Lowenstein

wuCustodial

In my first real job, I worked for a small morning newspaper. My hours as a reporter were six o’clock at night until two a.m. in the morning. My normal hours were reversed. When everyone else was working, I was sleeping -- or trying to sleep, in full daylight, with the shades drawn in an un-airconditioned bedroom.

So I can partially picture the lifestyle change that hundreds of building custodians on the University of Florida campus will face if the university goes through with its plans to change them from a day shift to graveyard shift.

Now, most of the building custodians come to work around 5 a.m. and leave at 1:30 p.m. In the name of efficiency, the university wants to move about three-quarters of the workforce to an eleven p.m. to seven a.m. schedule. The university believes that the workforce can clean more rooms and sweep more floors if they can do their work when students, faculty and staff are not around.

The custodians and their union are opposed to the plan, which is scheduled to take effect around July 1. Can you blame them? They will have to try to sleep at a time when the heat, the daylight and the noise of normal daytime activities will make sleeping very very difficult. They will be on a totally different living schedule from their working spouse. And they are likely to see far less of their children than they do today.

When I came to UF twenty-four years ago, all the building custodians worked the graveyard shift. The buildings were generally dirty. Some custodians held daytime jobs and were adept at finding places to sleep and goof off on their graveyard shifts. Supervision was difficult. The building lights burned all night long, at an increased energy cost.
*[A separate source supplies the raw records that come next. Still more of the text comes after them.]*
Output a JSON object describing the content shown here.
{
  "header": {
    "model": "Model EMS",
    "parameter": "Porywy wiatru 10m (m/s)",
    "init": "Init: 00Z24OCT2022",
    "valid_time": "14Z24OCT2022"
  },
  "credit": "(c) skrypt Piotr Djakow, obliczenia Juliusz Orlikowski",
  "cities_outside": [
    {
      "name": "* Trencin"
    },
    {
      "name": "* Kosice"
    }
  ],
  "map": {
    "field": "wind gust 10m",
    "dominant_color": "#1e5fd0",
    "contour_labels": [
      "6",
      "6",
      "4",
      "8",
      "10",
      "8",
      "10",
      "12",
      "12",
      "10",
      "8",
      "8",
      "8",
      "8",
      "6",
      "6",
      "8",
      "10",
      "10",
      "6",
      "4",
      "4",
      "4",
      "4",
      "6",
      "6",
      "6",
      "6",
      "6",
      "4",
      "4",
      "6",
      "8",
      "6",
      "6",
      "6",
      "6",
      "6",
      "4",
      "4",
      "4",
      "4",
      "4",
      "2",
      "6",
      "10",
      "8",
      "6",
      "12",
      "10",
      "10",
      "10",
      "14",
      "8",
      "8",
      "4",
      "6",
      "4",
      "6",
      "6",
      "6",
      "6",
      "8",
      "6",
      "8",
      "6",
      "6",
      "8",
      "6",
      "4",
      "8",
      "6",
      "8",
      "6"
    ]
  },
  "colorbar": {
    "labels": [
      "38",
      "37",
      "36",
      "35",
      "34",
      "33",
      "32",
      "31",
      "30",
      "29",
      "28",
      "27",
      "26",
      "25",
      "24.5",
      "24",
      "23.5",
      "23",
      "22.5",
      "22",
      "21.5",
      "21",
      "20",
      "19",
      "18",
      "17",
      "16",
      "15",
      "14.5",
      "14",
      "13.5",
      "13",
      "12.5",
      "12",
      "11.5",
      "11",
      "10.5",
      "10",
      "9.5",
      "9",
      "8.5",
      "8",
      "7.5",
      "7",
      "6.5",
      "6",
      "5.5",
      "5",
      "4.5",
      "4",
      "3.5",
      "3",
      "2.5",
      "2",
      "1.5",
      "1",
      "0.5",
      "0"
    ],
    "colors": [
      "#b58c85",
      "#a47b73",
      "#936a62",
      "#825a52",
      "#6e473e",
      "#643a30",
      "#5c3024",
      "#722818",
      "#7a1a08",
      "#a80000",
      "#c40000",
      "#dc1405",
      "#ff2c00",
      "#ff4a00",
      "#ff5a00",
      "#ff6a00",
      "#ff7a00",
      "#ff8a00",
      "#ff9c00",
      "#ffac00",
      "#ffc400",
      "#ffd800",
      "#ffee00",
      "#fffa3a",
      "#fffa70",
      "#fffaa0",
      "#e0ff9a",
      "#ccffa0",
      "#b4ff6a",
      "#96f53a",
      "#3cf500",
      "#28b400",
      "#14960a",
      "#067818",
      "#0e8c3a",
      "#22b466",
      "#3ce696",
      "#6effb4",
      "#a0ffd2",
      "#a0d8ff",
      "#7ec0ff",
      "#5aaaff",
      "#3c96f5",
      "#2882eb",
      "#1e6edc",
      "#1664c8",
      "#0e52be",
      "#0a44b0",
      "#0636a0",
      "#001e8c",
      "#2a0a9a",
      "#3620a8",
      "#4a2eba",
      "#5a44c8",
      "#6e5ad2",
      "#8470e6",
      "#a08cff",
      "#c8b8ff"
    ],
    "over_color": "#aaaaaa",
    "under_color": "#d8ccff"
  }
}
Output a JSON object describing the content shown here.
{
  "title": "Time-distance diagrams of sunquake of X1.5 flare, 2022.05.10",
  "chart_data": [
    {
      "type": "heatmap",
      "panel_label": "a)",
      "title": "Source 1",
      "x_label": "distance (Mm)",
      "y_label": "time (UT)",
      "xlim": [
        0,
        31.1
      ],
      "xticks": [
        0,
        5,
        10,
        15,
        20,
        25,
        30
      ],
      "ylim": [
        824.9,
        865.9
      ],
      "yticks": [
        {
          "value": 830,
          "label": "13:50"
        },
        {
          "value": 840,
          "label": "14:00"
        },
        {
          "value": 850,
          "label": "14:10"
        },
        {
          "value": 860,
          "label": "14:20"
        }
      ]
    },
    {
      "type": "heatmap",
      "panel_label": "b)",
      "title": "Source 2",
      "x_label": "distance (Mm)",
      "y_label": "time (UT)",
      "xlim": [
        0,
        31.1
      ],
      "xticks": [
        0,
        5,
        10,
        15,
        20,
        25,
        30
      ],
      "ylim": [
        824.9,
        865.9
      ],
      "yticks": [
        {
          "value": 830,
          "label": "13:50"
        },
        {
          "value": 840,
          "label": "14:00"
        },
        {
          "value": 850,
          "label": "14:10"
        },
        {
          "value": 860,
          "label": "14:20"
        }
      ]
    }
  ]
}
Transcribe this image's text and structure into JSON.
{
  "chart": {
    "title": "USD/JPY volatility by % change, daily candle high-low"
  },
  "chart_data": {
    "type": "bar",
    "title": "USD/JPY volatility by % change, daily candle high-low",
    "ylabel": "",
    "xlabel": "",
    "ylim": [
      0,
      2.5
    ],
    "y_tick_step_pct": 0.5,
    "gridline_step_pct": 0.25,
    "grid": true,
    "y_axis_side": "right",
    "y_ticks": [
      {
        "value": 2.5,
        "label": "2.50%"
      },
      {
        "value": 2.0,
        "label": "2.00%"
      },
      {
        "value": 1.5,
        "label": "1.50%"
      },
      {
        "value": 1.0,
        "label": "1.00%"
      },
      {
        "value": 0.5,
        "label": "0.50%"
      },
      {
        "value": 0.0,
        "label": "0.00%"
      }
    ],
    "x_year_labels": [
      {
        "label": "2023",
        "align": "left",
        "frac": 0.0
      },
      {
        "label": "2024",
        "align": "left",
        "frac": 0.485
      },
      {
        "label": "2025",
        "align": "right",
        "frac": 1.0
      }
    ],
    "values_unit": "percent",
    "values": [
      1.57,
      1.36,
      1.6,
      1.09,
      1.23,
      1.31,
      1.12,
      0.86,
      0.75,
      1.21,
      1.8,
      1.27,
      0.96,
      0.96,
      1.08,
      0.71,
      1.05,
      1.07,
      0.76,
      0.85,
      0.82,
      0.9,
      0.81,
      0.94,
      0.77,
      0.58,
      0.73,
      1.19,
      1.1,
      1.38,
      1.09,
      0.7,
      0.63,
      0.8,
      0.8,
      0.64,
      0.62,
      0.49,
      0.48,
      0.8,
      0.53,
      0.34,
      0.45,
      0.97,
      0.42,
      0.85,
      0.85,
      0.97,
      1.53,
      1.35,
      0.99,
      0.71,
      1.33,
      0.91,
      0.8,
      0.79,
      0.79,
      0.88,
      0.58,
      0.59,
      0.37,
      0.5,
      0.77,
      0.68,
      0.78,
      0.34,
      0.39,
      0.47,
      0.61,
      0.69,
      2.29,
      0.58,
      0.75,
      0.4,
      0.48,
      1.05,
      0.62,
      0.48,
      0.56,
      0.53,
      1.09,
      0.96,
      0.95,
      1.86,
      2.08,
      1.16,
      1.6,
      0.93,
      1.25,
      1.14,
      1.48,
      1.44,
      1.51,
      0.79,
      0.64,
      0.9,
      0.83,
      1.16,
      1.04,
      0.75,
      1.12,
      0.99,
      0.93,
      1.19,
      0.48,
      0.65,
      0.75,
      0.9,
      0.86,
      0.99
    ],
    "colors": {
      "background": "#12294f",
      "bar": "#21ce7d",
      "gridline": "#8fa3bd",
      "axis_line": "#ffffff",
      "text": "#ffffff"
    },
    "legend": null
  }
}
When a man named Robert Cremer Jr. became director of Physical Plant about eighteen years ago, one of the first things he did was eliminate the graveyard shift. The change had an immediate positive effect. The deadheads working a second job departed. Morale increased. The buildings were cleaner and we could actually communicate with the people who cleaned our offices. We were human beings to them, and they to us.

As an administrator who took pride in the way our building looked, I liked the new system far better than the old. I could actually help supervise the custodial staff, and they could bring some of their complaints to me for corrective action.

Now we are told that the situation that existed 24 years ago is better than the one we have now. The custodial worker who cleans my current office was moved to the graveyard shift a year ago. I don’t notice that my office is any cleaner. He did a great job in the daytime, and an equally good job at night. But I miss seeing him on a daily basis, and I hope he misses seeing me.

I also hope the university will reconsider. What it is about to do will work a hardship on a lot of very decent, generally underpaid people. If more efficient, this new plan is certainly less humane, and, based on my own experience, I doubt if it will be more efficient, either.